I read an article this morning about living in the Now and how its the only way to enjoy life. That most people spend all of their mental energy living in the past and future, basically regretting decisions or indecisions of the past, and planning/worrying about the future. And I realized its true, I am the happiest when I am focused on the Now.

I really want some sushi from Kawasaki in Fells Point tonight, but I don't think its going to happen. :(

2 Comments:

At 1:22 PM, Anonymous Anonymous said...

yay for everyone being on the rag at once!! but hey, maybe i'm not so crazy? maybe you're starting to see that maybe i'm not so miserable because my past has been fairly lame and most people would consider it regretable. and maybe i'm not so sad because i don't have a future planned out and fretted over. i'm pretty fucking happy in the 'now'. I am an expert in the 'now'. Hey, i should coin a new term and call myself a Nowist. It sounds a bit like Taoist so it's kind of catchy. if i think too much about stuff i can't control very well, like the past or the future, that's when i get really depressed. 'NOW' is the ONLY thing you have almost complete control over. I mean just think, you could die any second! When you die and your life is flashing before your eyes, will you regret it and feel that it is unfinished? if you really think about it, no, you wouldn't.

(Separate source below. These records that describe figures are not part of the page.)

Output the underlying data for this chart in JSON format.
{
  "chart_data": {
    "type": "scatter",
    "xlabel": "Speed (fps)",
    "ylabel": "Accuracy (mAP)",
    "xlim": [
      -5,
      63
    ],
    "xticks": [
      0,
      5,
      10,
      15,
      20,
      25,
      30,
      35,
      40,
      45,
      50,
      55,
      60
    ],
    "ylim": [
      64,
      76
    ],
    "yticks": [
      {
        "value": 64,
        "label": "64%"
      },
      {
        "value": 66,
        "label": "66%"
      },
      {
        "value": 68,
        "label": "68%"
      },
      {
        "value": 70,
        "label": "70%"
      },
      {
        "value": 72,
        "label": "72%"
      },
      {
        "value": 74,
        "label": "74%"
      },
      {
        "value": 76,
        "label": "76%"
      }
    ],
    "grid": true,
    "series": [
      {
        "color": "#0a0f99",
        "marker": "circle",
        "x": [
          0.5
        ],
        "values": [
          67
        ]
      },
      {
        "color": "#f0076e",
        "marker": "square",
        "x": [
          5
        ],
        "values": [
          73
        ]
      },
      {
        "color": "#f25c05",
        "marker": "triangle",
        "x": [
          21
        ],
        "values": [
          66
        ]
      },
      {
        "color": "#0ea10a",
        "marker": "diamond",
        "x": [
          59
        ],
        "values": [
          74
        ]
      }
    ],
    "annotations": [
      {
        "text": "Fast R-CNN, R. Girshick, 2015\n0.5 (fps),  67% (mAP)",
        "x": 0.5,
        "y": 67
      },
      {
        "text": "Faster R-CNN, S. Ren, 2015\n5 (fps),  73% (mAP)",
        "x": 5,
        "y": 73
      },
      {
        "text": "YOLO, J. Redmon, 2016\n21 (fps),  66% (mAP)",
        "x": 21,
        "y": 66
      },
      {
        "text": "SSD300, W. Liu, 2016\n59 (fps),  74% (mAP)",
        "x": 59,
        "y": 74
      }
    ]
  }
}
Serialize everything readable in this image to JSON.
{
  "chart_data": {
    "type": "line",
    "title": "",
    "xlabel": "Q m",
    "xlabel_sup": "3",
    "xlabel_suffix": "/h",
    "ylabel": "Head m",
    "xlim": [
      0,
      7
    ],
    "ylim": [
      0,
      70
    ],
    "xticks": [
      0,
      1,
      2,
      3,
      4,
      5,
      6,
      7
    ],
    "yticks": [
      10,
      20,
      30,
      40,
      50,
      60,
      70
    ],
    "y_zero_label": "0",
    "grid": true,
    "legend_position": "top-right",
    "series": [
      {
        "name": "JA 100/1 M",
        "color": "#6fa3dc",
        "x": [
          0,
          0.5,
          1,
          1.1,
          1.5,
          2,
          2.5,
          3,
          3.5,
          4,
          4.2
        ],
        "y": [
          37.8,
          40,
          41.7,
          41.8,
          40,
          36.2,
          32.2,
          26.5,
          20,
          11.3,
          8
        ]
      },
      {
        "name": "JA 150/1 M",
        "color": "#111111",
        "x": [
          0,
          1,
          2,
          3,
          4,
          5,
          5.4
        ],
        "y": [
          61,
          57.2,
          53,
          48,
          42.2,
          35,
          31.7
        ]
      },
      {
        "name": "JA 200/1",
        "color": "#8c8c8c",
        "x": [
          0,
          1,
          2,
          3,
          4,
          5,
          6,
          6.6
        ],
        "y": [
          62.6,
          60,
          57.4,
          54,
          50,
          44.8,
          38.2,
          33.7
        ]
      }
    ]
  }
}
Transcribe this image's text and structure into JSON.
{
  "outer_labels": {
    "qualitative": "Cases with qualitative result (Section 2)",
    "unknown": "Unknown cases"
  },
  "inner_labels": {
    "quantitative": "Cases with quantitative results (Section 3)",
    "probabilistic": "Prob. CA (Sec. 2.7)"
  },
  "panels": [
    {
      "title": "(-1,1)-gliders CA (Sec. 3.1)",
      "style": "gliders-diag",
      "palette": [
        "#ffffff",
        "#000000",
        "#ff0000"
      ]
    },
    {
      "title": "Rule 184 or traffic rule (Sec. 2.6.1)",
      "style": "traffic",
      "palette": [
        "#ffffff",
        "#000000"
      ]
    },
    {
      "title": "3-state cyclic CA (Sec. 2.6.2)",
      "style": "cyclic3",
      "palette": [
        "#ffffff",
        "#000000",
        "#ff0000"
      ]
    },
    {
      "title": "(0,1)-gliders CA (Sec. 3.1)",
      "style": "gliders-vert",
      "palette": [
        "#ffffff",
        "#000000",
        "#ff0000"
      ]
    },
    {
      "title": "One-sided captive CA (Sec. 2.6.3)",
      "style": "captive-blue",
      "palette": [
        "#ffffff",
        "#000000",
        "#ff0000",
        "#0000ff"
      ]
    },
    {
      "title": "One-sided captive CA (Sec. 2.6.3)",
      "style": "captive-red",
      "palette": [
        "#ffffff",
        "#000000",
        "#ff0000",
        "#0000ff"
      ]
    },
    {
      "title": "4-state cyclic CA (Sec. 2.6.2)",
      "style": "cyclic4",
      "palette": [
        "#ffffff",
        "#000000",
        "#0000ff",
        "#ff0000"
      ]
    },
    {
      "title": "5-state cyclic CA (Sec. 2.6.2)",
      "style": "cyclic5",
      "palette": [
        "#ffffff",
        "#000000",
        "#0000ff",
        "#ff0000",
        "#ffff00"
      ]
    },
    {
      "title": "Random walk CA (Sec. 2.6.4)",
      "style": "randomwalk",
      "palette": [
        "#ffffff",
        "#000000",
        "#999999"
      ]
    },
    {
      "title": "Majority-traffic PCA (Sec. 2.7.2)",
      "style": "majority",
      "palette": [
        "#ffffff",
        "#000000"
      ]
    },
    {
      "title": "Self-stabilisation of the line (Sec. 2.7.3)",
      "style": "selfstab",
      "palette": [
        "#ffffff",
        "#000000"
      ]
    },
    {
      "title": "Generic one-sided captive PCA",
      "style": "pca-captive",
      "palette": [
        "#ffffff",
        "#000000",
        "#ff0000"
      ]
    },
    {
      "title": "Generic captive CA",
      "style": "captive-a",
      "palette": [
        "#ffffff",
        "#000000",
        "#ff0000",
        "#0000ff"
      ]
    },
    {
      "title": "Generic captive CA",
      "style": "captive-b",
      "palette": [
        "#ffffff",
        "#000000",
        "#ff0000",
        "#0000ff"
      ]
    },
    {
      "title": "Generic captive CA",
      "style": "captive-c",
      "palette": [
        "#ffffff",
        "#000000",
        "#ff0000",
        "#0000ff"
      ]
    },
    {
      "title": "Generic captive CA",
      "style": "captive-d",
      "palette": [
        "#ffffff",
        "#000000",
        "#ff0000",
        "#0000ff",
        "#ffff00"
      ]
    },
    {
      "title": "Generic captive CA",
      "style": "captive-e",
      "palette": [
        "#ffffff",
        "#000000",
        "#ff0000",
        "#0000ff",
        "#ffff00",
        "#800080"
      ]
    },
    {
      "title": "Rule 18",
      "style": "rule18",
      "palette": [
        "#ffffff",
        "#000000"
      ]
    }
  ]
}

And if you really think about it, isn't the now the only thing that is real? i think about this stuff a lot. sorry.

 
At 9:36 AM, Blogger monica said...

ohhhh :( *hugs!*

i'm here for ya sista! always will be! you're the best!

ps- i know thats not very deep and doesn't really address the issue, but its only 9:38 in the morning! maybe ill comment more when my brain defrosts :-p anyways, you aren't alone - lemme know if i can help!